Para Randolfe Rodrigues (PSol-AP), Demóstenes foi cassado não apenas por suas mentiras. "Não se trata só de ter mentido e sim de ter atuado, ao lado, na defesa dos interesses de uma organização criminosa." Humberto Costa ressaltou a contundência das provas. "Não me sinto satisfeito e nem feliz. Vejo que o trabalho foi reconhecido e que se fundamentou em provas contundentes. É uma página difícil para o Senado, mas é um momento de afirmação da democracia."

Por que Demóstenes perdeu o mandato? Foram cinco os motivos principais que levaram o senador à cassação pelos pares:

Admitiu ter recebido o rádio Nextel para se comunicar com Cachoeira. O senador também confirmou que a conta era paga pelo bicheiro. Segundo a PF, todos os integrantes da quadrilha se comunicavam com o bicheiro por meio do equipamento.

Em março, Demóstenes subiu à tribuna e disse que havia recebido apenas um presente de casamento de Cachoeira. Na ocasião, afirmou que poderiam grampeá-lo à vontade que não iriam encontrar mais nada. Não foi o que aconteceu. Novas gravações complicaram sua situação.

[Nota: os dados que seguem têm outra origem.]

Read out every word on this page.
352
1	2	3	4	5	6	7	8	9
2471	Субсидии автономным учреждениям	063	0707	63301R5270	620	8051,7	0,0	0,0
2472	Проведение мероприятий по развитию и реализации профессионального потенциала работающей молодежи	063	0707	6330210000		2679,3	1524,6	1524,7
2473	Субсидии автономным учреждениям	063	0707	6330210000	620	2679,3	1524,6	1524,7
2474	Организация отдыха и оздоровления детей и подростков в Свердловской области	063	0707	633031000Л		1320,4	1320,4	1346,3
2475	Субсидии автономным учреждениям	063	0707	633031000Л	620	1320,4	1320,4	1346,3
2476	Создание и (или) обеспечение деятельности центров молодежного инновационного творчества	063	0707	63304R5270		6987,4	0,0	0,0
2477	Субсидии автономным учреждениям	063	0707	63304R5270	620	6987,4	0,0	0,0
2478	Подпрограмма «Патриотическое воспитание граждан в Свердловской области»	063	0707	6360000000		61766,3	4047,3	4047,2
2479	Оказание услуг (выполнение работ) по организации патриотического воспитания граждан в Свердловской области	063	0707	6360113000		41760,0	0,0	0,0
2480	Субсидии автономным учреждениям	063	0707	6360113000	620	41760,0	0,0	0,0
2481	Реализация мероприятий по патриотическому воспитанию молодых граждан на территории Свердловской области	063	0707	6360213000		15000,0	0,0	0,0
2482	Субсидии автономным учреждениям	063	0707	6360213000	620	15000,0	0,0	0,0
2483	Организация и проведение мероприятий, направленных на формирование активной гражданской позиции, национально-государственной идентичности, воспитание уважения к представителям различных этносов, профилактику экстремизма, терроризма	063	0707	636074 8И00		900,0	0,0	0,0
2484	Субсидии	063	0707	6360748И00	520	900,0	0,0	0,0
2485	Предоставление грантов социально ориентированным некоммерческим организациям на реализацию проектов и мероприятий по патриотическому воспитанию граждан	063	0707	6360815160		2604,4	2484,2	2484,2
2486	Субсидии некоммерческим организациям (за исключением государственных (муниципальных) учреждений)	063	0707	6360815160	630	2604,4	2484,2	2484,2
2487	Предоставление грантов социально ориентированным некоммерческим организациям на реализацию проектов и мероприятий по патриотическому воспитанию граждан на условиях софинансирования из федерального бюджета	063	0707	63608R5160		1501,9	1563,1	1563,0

Demóstenes admitiu, no Conselho de Ética, ter dialogado com Cachoeira sobre operações que iriam ser deflagradas pela Polícia Federal e pelo Ministério Público Federal. Afirmou que estava apenas jogando verde para saber se ele era contraventor. A versão não convenceu os parlamentares.

Demóstenes declarou que não tinha conhecimento de que Carlos Cachoeira, seu amigo íntimo por mais de 10 anos, praticava ações ilegais. No entanto, fez parte da CPI dos Bingos, iniciada em 2005, que indiciou Carlos Cachoeira por várias práticas ilegais.

Não conseguiu convencer os senadores sobre o diálogo travado com Cachoeira acerca da aprovação de um projeto que passava a classificar o jogo do bicho como crime e não mais como contravenção. Na conversa ele alerta: "Isso, inclusive, te pega". O entendimento é de que, se ele alertou que legislação pegava Cachoeira porque transformaria o jogo do bicho em crime, o senador sabia das atividades ilegais.